His best friend looked small and frail, crumpled in a heap against the far right wall of his cell. His clothes were filthy and torn, his jeans hanging off his bony hips. His hair lay flat, dingy as straw on top of his head. And his face had been beaten badly…so badly. He would have been unrecognizable if not for the tattoos on his hands, and Aidan’s innate sense that this was one of his favorite people in the world.
Ian came to stand beside him, breath catching audibly. “Oh, Jesus…”
“Kev,” Aidan called again, and that was when he noticed there was someone in the next cell. Someone who was, best as he could tell, resting a tiny hand on Kev’s shoulder, through the bars. “Hey, who are you?” he called. Over his shoulder: “Carter, go back and try to find keys off that asshole I shot.”
“Got it.”
Aidan prowled down to the front of the next cell, and got a look at whoever was touching Kev.
It was a girl, a small, trembling, dark-haired girl who didn’t look like she was out of high school.
Aidan sighed and forced himself to calm. He could hear gunshots overhead, and he was panicking about Fox…but he had to be the good guy here. “Hey,” he said, softly. “Who are you?”
She lifted her chin in defiance, but said nothing.

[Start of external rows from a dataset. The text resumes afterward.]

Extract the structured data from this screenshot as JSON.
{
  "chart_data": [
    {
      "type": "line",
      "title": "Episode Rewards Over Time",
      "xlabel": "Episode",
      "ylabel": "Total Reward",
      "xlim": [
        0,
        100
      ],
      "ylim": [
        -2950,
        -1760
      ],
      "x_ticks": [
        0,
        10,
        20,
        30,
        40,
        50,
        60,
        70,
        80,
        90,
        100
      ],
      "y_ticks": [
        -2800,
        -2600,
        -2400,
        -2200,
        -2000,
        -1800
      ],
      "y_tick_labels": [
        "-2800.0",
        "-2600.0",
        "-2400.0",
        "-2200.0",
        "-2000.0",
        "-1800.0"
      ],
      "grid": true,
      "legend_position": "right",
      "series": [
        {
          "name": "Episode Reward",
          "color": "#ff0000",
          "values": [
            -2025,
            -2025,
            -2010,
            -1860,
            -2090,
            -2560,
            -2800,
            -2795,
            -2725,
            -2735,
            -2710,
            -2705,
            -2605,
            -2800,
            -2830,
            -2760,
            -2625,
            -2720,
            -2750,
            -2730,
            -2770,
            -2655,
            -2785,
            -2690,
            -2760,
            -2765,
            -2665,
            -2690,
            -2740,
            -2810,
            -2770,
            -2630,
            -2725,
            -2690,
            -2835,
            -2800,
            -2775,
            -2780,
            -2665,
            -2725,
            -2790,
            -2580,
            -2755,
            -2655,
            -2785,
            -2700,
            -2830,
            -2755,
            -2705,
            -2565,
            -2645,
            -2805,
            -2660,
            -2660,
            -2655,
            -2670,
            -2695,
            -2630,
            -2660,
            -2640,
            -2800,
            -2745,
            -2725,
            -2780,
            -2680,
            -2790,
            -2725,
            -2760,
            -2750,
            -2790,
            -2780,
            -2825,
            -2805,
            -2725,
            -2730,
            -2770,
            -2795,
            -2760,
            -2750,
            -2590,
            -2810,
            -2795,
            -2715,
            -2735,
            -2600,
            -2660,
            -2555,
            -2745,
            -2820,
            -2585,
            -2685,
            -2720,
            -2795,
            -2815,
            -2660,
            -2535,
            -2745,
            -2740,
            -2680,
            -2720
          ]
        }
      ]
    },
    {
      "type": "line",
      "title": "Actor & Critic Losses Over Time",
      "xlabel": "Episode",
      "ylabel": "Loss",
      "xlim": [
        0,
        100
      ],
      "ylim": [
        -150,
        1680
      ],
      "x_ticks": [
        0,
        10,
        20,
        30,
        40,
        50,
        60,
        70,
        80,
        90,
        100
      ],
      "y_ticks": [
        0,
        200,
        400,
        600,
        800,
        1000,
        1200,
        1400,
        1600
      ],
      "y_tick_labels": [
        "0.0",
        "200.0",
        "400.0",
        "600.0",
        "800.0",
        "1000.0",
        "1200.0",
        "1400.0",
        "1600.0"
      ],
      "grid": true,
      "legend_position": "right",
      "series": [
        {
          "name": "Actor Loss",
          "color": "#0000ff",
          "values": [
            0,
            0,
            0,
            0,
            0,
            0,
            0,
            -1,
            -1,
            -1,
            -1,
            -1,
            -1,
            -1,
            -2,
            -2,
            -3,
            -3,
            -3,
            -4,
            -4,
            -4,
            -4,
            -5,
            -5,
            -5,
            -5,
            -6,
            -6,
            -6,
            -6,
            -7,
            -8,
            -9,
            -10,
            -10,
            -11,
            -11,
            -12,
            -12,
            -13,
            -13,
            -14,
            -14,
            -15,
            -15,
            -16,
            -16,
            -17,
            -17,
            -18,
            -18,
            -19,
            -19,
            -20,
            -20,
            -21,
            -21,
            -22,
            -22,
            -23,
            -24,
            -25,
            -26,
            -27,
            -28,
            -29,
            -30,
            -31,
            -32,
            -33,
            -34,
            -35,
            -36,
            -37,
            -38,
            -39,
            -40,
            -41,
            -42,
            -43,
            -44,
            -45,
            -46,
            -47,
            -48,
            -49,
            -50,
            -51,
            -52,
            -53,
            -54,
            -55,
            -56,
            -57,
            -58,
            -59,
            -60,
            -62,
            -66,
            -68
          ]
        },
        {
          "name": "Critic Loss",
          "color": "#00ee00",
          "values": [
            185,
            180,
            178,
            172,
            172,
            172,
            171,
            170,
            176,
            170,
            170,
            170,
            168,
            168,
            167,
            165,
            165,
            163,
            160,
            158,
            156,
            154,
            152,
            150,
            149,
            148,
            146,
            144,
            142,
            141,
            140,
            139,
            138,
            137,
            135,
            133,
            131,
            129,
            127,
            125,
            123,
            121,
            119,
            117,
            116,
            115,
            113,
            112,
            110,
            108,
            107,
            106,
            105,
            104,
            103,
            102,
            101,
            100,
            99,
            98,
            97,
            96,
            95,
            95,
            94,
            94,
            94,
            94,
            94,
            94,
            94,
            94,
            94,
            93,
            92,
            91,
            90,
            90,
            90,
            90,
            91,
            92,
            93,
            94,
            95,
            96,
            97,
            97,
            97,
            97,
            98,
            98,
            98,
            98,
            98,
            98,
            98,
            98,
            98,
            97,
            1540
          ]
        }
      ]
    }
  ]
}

He heard Carter coming up behind him, the rattle of keys the most beautiful sound in the world. “Sweetheart,” he said, even more gently. “My name’s Aidan, and I’m a Lean Dog, like Kev.” He was betting, given the way she crouched over him, that the two had shared personal details. “He’s my very best friend, and I’m here to take him home.”
“Aidan?” Her expression changed, stark fear bleeding through the defensive mask. “Oh God. Really? He said…” Tears filled her eyes and she pressed her lips together.
“Aidan?” Tango’s croaky, but unmistakable voice asked. “You’re there?”
“I’m here.” He took the keys from Carter and tried one, the next… “I’m here, I’m here.” Ah, that one worked. The door slid back on oiled rollers and Aidan charged into the cell.
Tried to. Ian crowded him, attempted to get in first. Aidan elbowed him roughly. “Stay back, asshole. He doesn’t need your shit right now.”
A long-fingered hand clamped on his arm and he shook it off. “Carter, if that English prick touches me again, shoot him.”